The Disability Law United has significant experience with litigation under the Rehabiltiation Act and is ready to consult with other lawyers or assist with pleadings to enforce these rights.  info@creeclaw.org; 303-551-5156.

  1. 29 U.S.C. § 794; 6 C.F.R. § 15.1 et seq.; DHS Directive No. 065-01 (https://www.dhs.gov/sites/default/files/publications/dhs-management-directive-disability-access_0_0.pdf); DHS Instruction No: 065-01-001 (https://www.dhs.gov/sites/default/files/publications/dhs-instruction-nondiscrimination-individuals-disabilities_03-07-15.pdf ); DHS, Guide 065-01-001-01 (“Guide”), at 23-24 (https://www.dhs.gov/sites/default/files/publications/disability-guide-component-self-evaluation.pdf).
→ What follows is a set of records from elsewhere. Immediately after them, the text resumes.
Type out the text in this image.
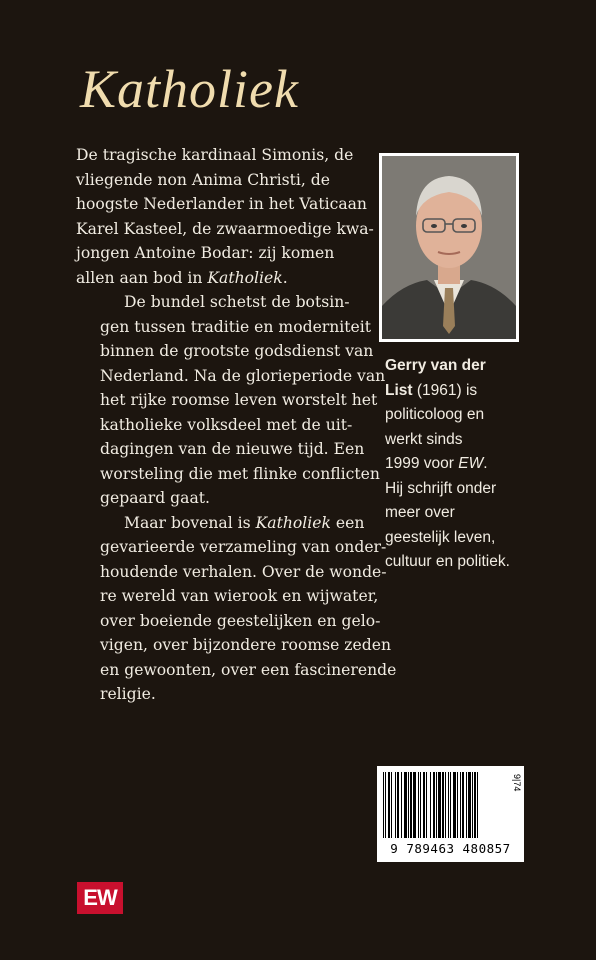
Katholiek

De tragische kardinaal Simonis, de
vliegende non Anima Christi, de
hoogste Nederlander in het Vaticaan
Karel Kasteel, de zwaarmoedige kwa-
jongen Antoine Bodar: zij komen
allen aan bod in Katholiek.

De bundel schetst de botsin-
gen tussen traditie en moderniteit
binnen de grootste godsdienst van
Nederland. Na de glorieperiode van
het rijke roomse leven worstelt het
katholieke volksdeel met de uit-
dagingen van de nieuwe tijd. Een
worsteling die met flinke conflicten
gepaard gaat.

Maar bovenal is Katholiek een
gevarieerde verzameling van onder-
houdende verhalen. Over de wonde-
re wereld van wierook en wijwater,
over boeiende geestelijken en gelo-
vigen, over bijzondere roomse zeden
en gewoonten, over een fascinerende
religie.

Gerry van der
List (1961) is
politicoloog en
werkt sinds
1999 voor EW.
Hij schrijft onder
meer over
geestelijk leven,
cultuur en politiek.
9 789463 480857
9|74
EW
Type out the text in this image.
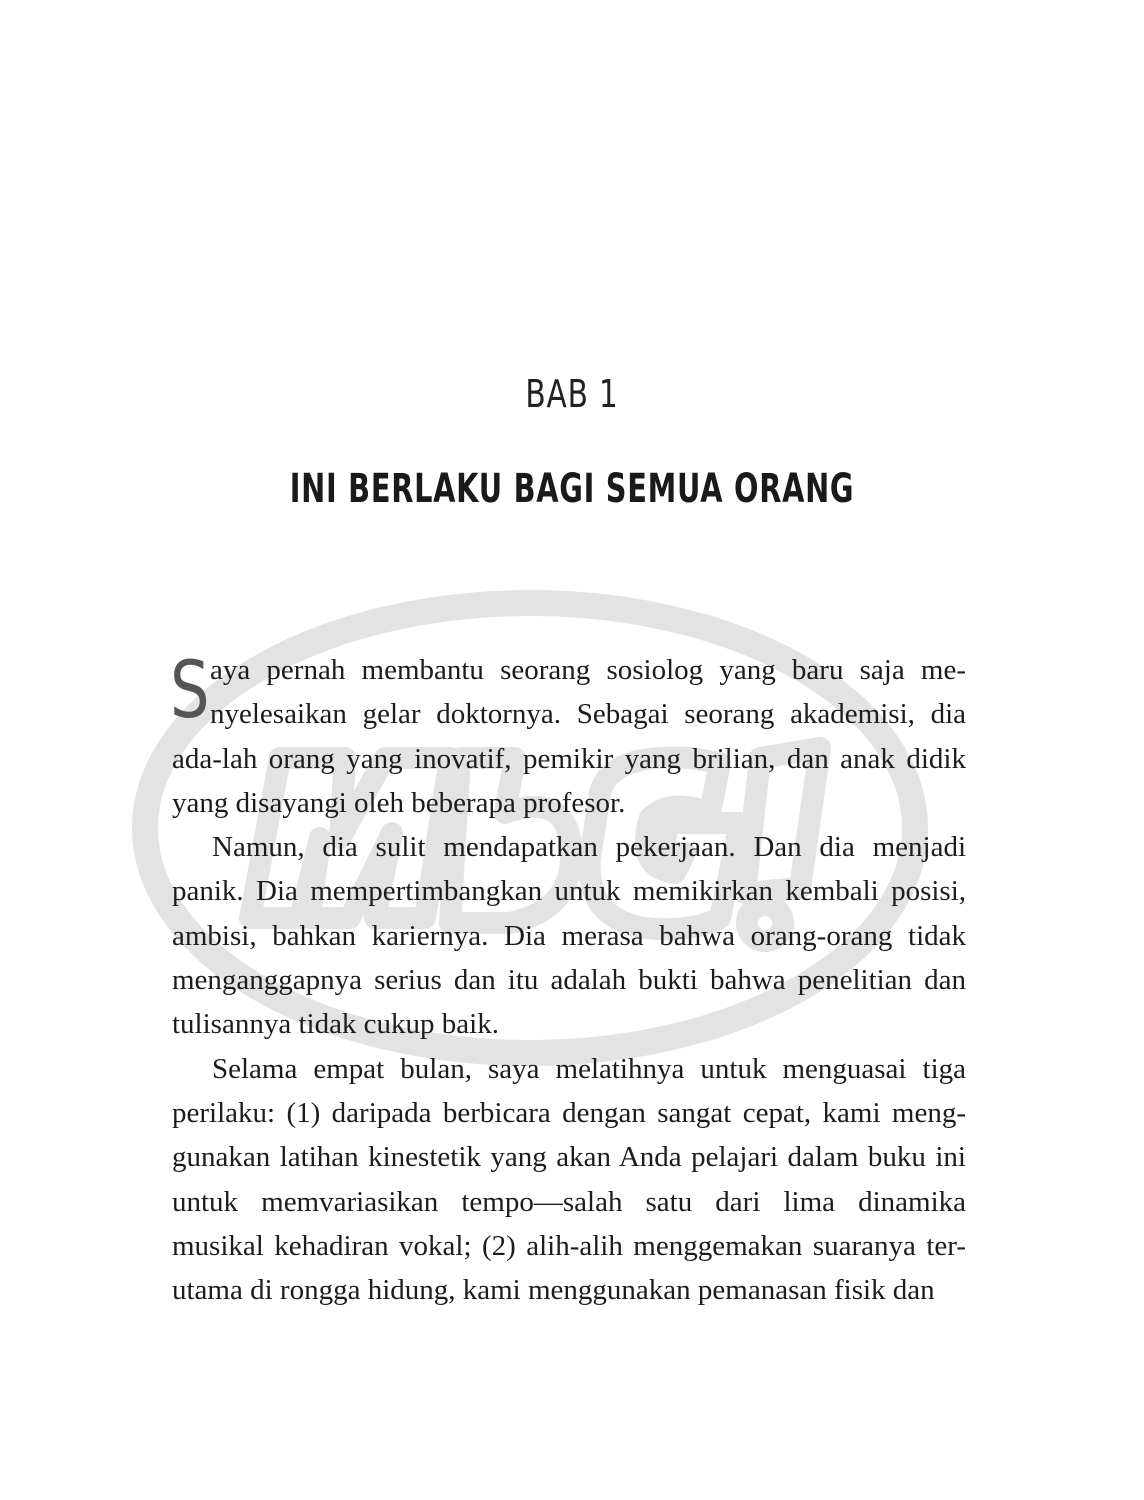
BAB 1
INI BERLAKU BAGI SEMUA ORANG

Saya pernah membantu seorang sosiolog yang baru saja me-nyelesaikan gelar doktornya. Sebagai seorang akademisi, dia ada-lah orang yang inovatif, pemikir yang brilian, dan anak didik yang disayangi oleh beberapa profesor.

Namun, dia sulit mendapatkan pekerjaan. Dan dia menjadi panik. Dia mempertimbangkan untuk memikirkan kembali posisi, ambisi, bahkan kariernya. Dia merasa bahwa orang-orang tidak menganggapnya serius dan itu adalah bukti bahwa penelitian dan tulisannya tidak cukup baik.

Selama empat bulan, saya melatihnya untuk menguasai tiga perilaku: (1) daripada berbicara dengan sangat cepat, kami meng-gunakan latihan kinestetik yang akan Anda pelajari dalam buku ini untuk memvariasikan tempo—salah satu dari lima dinamika musikal kehadiran vokal; (2) alih-alih menggemakan suaranya ter-utama di rongga hidung, kami menggunakan pemanasan fisik dan
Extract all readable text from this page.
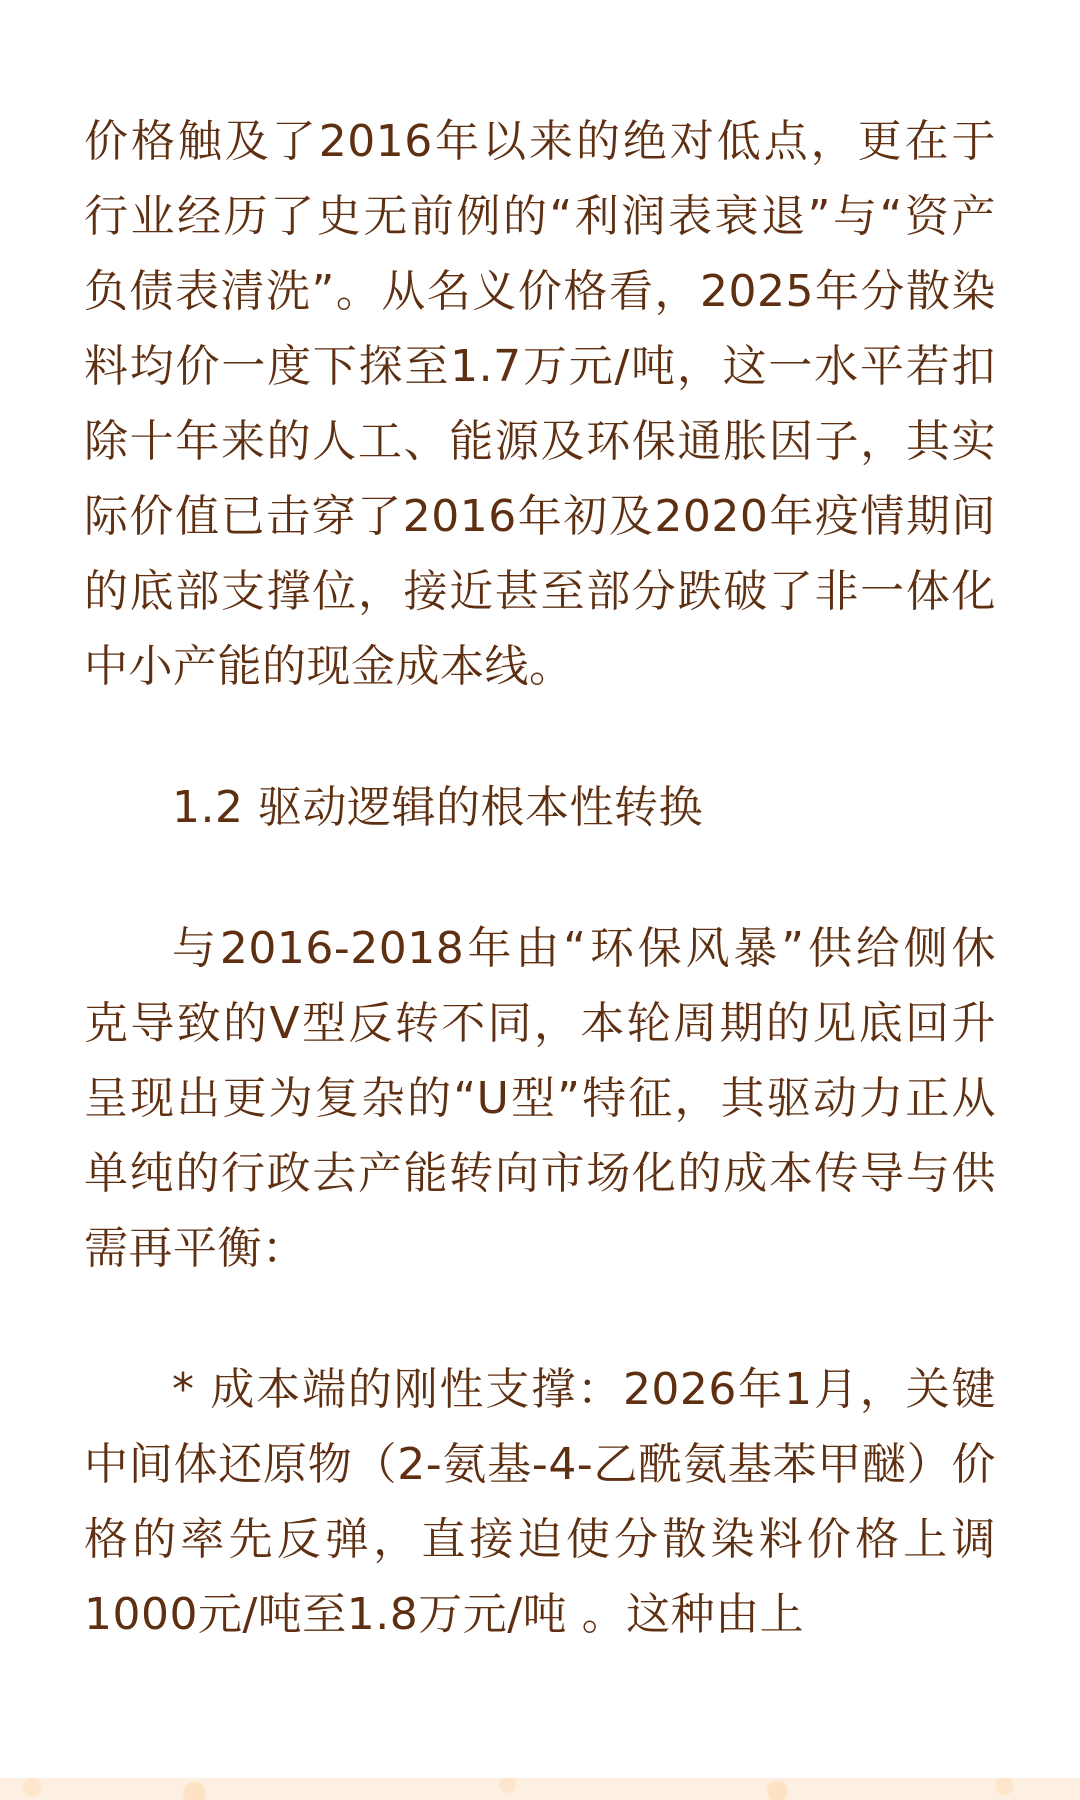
价格触及了2016年以来的绝对低点，更在于行业经历了史无前例的“利润表衰退”与“资产负债表清洗”。从名义价格看，2025年分散染料均价一度下探至1.7万元/吨，这一水平若扣除十年来的人工、能源及环保通胀因子，其实际价值已击穿了2016年初及2020年疫情期间的底部支撑位，接近甚至部分跌破了非一体化中小产能的现金成本线。

1.2 驱动逻辑的根本性转换

与2016-2018年由“环保风暴”供给侧休克导致的V型反转不同，本轮周期的见底回升呈现出更为复杂的“U型”特征，其驱动力正从单纯的行政去产能转向市场化的成本传导与供需再平衡：

* 成本端的刚性支撑：2026年1月，关键中间体还原物（2-氨基-4-乙酰氨基苯甲醚）价格的率先反弹，直接迫使分散染料价格上调1000元/吨至1.8万元/吨 。这种由上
  2. Alexander v. Choate, 469 U.S. 287, 301 (1985); Directive 065-01, ¶ V(A)(2); Guide at 17-18; Franco-Gonzalez v. Holder, 2013 WL 3674492, at *4 (C.D. Cal. Apr. 23, 2013) (holding detainees entitled to reasonable accommodations under § 504).
  3. 29 U.S.C. § 705(9)(B), incorporating 42 U.S.C. § 12102.
  4. This list is by way of example only. Any condition that substantially limits a major life activity is included.